しかし、継続とともに問題点も発生した。それは途中で新規参入者を迎えることがあるということである。現在、勉強会は回を重ねて、参加者のレベルも高くなっている。そのレベルに合わせて話すと、初回参加者はまったく理解できないということになってしまうのである。そこでこれに対しては講義開始時間を 1 時間早めて、初心者向けの漢方用語解説や基礎理念の理解のための講義を行うこととした。この講義には既にレベルの上がった受講者は参加しなくてもよいことになっている。あわせて、授業自体もスタートから時間を追うごとに徐々に難しくなっていくように構成した。そうすることで、レベルの高い先生方にも満足していただけるような内容にするよう、心がけている。
勉強会がかなり進んだこともあり、 9 月より週に 1 回ではあるが、私自身が千葉県内で女性外来を行い、女性外来担当医師の見学を受け入れ、実技指導に当たっている。漢方では舌診・脈診・腹診という医師の五感を用いた診察技術が重要であり、これは机上では身につきにくいものであるため、実習が必要になるのである。外来の見学は大学でも受け入れているが、こちらは普通の漢方外来であるため、女性専門外来のほうが実習先として望ましいという考えから開始した。現在は 2 名の先生を受け入れている。
2)将来
女性外来担当医師の教育は、必要性は認識されているものの、まだまだ普及していないのが現状である。千葉での勉強会の成功を受けて、全国でも同様の勉強会が開催されることが望ましいと考える。また、漢方の施設の数が少なく全国にあるわけではないため近隣にその施設がない、女性外来担当医師が多忙であるなどの理由で実技の習得が困難であることが多い。そこで一定期間、漢方の施設で研修できるシステムの構築なども必要であると考えられる。漢方を専門とする女性医師が女性外来を担当することもあるが、将来的には女性外来を担当する医師であれば誰でも一定のレベルで漢方薬を使えるようになることが望ましいと思われる。そのためには基準となる教科書やマニュアルの存在が不可欠であり、今後、その作成に力を入れていく予定である。
女性外来では、病気を診るというよりは、その女性ひとりを全体としてみる全人的医療の考え方が求められる。また心と体の両面に問題を抱える患者も多く来院するため、心身一如の医学が必要となってくる。ここで、個の医療であり、伝統の全人的医療である漢方医学が有力な助けになると考えられる。漢方薬による治療を行うことによって、西洋医学のみであったときには治療し得なかった症状を治療することができるだけではなく、人間を全体として捉え、バランスの崩れたところを元に戻して健康体へと戻していくという理念そのものが、女性外来では診療の一助になると考えられる。現実に女性外来を担当する医師達の漢方を学びたいという意欲は高く、そのことからも漢方の必要性は明らかである。

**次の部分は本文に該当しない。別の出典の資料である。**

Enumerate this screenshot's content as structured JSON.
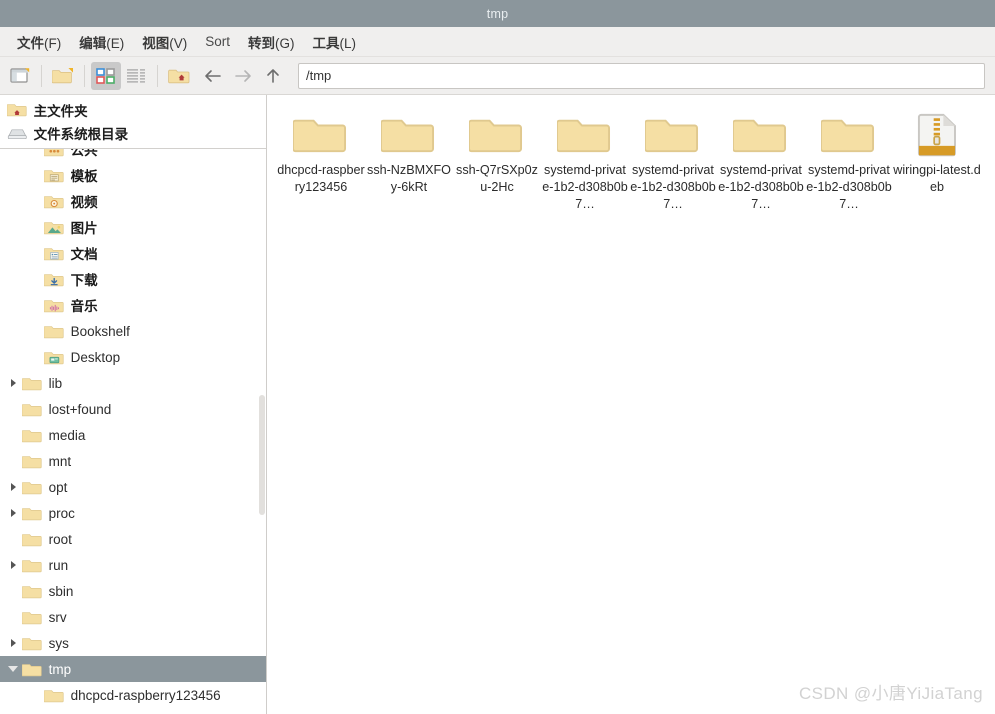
{
  "window": {
    "title": "tmp"
  },
  "menubar": {
    "items": [
      {
        "name": "menu-file",
        "text": "文件",
        "mnemonic": "(F)",
        "cjk": true
      },
      {
        "name": "menu-edit",
        "text": "编辑",
        "mnemonic": "(E)",
        "cjk": true
      },
      {
        "name": "menu-view",
        "text": "视图",
        "mnemonic": "(V)",
        "cjk": true
      },
      {
        "name": "menu-sort",
        "text": "Sort",
        "mnemonic": "",
        "cjk": false
      },
      {
        "name": "menu-go",
        "text": "转到",
        "mnemonic": "(G)",
        "cjk": true
      },
      {
        "name": "menu-tools",
        "text": "工具",
        "mnemonic": "(L)",
        "cjk": true
      }
    ]
  },
  "toolbar": {
    "buttons": [
      {
        "name": "new-window-button",
        "icon": "new-window-icon",
        "active": false
      },
      {
        "name": "new-folder-button",
        "icon": "new-folder-icon",
        "active": false
      },
      {
        "name": "icon-view-button",
        "icon": "icon-view-icon",
        "active": true
      },
      {
        "name": "list-view-button",
        "icon": "list-view-icon",
        "active": false
      },
      {
        "name": "home-button",
        "icon": "home-folder-icon",
        "active": false
      },
      {
        "name": "back-button",
        "icon": "arrow-left-icon",
        "active": false
      },
      {
        "name": "forward-button",
        "icon": "arrow-right-icon",
        "active": false
      },
      {
        "name": "up-button",
        "icon": "arrow-up-icon",
        "active": false
      }
    ],
    "path": {
      "value": "/tmp",
      "placeholder": "Path"
    }
  },
  "sidebar": {
    "places": [
      {
        "name": "place-home",
        "label": "主文件夹",
        "icon": "home-folder-icon"
      },
      {
        "name": "place-filesystem",
        "label": "文件系统根目录",
        "icon": "drive-icon"
      }
    ],
    "tree": [
      {
        "name": "tree-item-public",
        "label": "公共",
        "icon": "folder-public-icon",
        "indent": 2,
        "twisty": "none",
        "cjk": true,
        "selected": false
      },
      {
        "name": "tree-item-templates",
        "label": "模板",
        "icon": "folder-template-icon",
        "indent": 2,
        "twisty": "none",
        "cjk": true,
        "selected": false
      },
      {
        "name": "tree-item-videos",
        "label": "视频",
        "icon": "folder-video-icon",
        "indent": 2,
        "twisty": "none",
        "cjk": true,
        "selected": false
      },
      {
        "name": "tree-item-pictures",
        "label": "图片",
        "icon": "folder-pictures-icon",
        "indent": 2,
        "twisty": "none",
        "cjk": true,
        "selected": false
      },
      {
        "name": "tree-item-documents",
        "label": "文档",
        "icon": "folder-documents-icon",
        "indent": 2,
        "twisty": "none",
        "cjk": true,
        "selected": false
      },
      {
        "name": "tree-item-downloads",
        "label": "下载",
        "icon": "folder-download-icon",
        "indent": 2,
        "twisty": "none",
        "cjk": true,
        "selected": false
      },
      {
        "name": "tree-item-music",
        "label": "音乐",
        "icon": "folder-music-icon",
        "indent": 2,
        "twisty": "none",
        "cjk": true,
        "selected": false
      },
      {
        "name": "tree-item-bookshelf",
        "label": "Bookshelf",
        "icon": "folder-icon",
        "indent": 2,
        "twisty": "none",
        "cjk": false,
        "selected": false
      },
      {
        "name": "tree-item-desktop",
        "label": "Desktop",
        "icon": "folder-desktop-icon",
        "indent": 2,
        "twisty": "none",
        "cjk": false,
        "selected": false
      },
      {
        "name": "tree-item-lib",
        "label": "lib",
        "icon": "folder-icon",
        "indent": 1,
        "twisty": "closed",
        "cjk": false,
        "selected": false
      },
      {
        "name": "tree-item-lost-found",
        "label": "lost+found",
        "icon": "folder-icon",
        "indent": 1,
        "twisty": "none",
        "cjk": false,
        "selected": false
      },
      {
        "name": "tree-item-media",
        "label": "media",
        "icon": "folder-icon",
        "indent": 1,
        "twisty": "none",
        "cjk": false,
        "selected": false
      },
      {
        "name": "tree-item-mnt",
        "label": "mnt",
        "icon": "folder-icon",
        "indent": 1,
        "twisty": "none",
        "cjk": false,
        "selected": false
      },
      {
        "name": "tree-item-opt",
        "label": "opt",
        "icon": "folder-icon",
        "indent": 1,
        "twisty": "closed",
        "cjk": false,
        "selected": false
      },
      {
        "name": "tree-item-proc",
        "label": "proc",
        "icon": "folder-icon",
        "indent": 1,
        "twisty": "closed",
        "cjk": false,
        "selected": false
      },
      {
        "name": "tree-item-root",
        "label": "root",
        "icon": "folder-icon",
        "indent": 1,
        "twisty": "none",
        "cjk": false,
        "selected": false
      },
      {
        "name": "tree-item-run",
        "label": "run",
        "icon": "folder-icon",
        "indent": 1,
        "twisty": "closed",
        "cjk": false,
        "selected": false
      },
      {
        "name": "tree-item-sbin",
        "label": "sbin",
        "icon": "folder-icon",
        "indent": 1,
        "twisty": "none",
        "cjk": false,
        "selected": false
      },
      {
        "name": "tree-item-srv",
        "label": "srv",
        "icon": "folder-icon",
        "indent": 1,
        "twisty": "none",
        "cjk": false,
        "selected": false
      },
      {
        "name": "tree-item-sys",
        "label": "sys",
        "icon": "folder-icon",
        "indent": 1,
        "twisty": "closed",
        "cjk": false,
        "selected": false
      },
      {
        "name": "tree-item-tmp",
        "label": "tmp",
        "icon": "folder-icon",
        "indent": 1,
        "twisty": "open",
        "cjk": false,
        "selected": true
      },
      {
        "name": "tree-item-dhcpcd-raspberry123456",
        "label": "dhcpcd-raspberry123456",
        "icon": "folder-icon",
        "indent": 2,
        "twisty": "none",
        "cjk": false,
        "selected": false
      }
    ]
  },
  "files": {
    "items": [
      {
        "name": "file-item-dhcpcd-raspberry123456",
        "label": "dhcpcd-raspberry123456",
        "icon": "folder-icon"
      },
      {
        "name": "file-item-ssh-nzbmxfoy6krt",
        "label": "ssh-NzBMXFOy-6kRt",
        "icon": "folder-icon"
      },
      {
        "name": "file-item-ssh-q7rsxp0zu2hc",
        "label": "ssh-Q7rSXp0zu-2Hc",
        "icon": "folder-icon"
      },
      {
        "name": "file-item-systemd-private-1",
        "label": "systemd-private-1b2-d308b0b7…",
        "icon": "folder-icon"
      },
      {
        "name": "file-item-systemd-private-2",
        "label": "systemd-private-1b2-d308b0b7…",
        "icon": "folder-icon"
      },
      {
        "name": "file-item-systemd-private-3",
        "label": "systemd-private-1b2-d308b0b7…",
        "icon": "folder-icon"
      },
      {
        "name": "file-item-systemd-private-4",
        "label": "systemd-private-1b2-d308b0b7…",
        "icon": "folder-icon"
      },
      {
        "name": "file-item-wiringpi-latest-deb",
        "label": "wiringpi-latest.deb",
        "icon": "archive-icon"
      }
    ]
  },
  "watermark": {
    "text": "CSDN @小唐YiJiaTang"
  },
  "colors": {
    "titlebar": "#8b969c",
    "chrome": "#f0efee",
    "selection": "#8b969c",
    "folder": "#f3dca0",
    "accent_orange": "#d79b26"
  }
}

実際に漢方の診療技術を習得するということになると、系統立てて勉強した上で、外来診療に陪席し、そのなかで実技も学んでいくことが望ましい。しかしながら、もともと一対一の師弟関係の中で伝えられてきた漢方では系統講義のはっきりとした指針がいまだに明確でない部分があることと(これについては学会が教科書の作成などを行っているが、女性外来に向けたものではない)、漢方の研修施設の数や女性外来担当医師のスケジュールの問題等で、現実には様々な障害がある。しかし、現在までの女性外来担当医師のための勉強会はかなり大きな成功をおさめ、成果を挙げてきた。今後は更なる発展をめざして努力したい。女性外来において、漢方は有力な武器となりうる領域である。すべての女性外来担当医師が一定以上のレベルで適切に漢方薬を使えるようになることが、よりよい医療を提供することにつながると考える。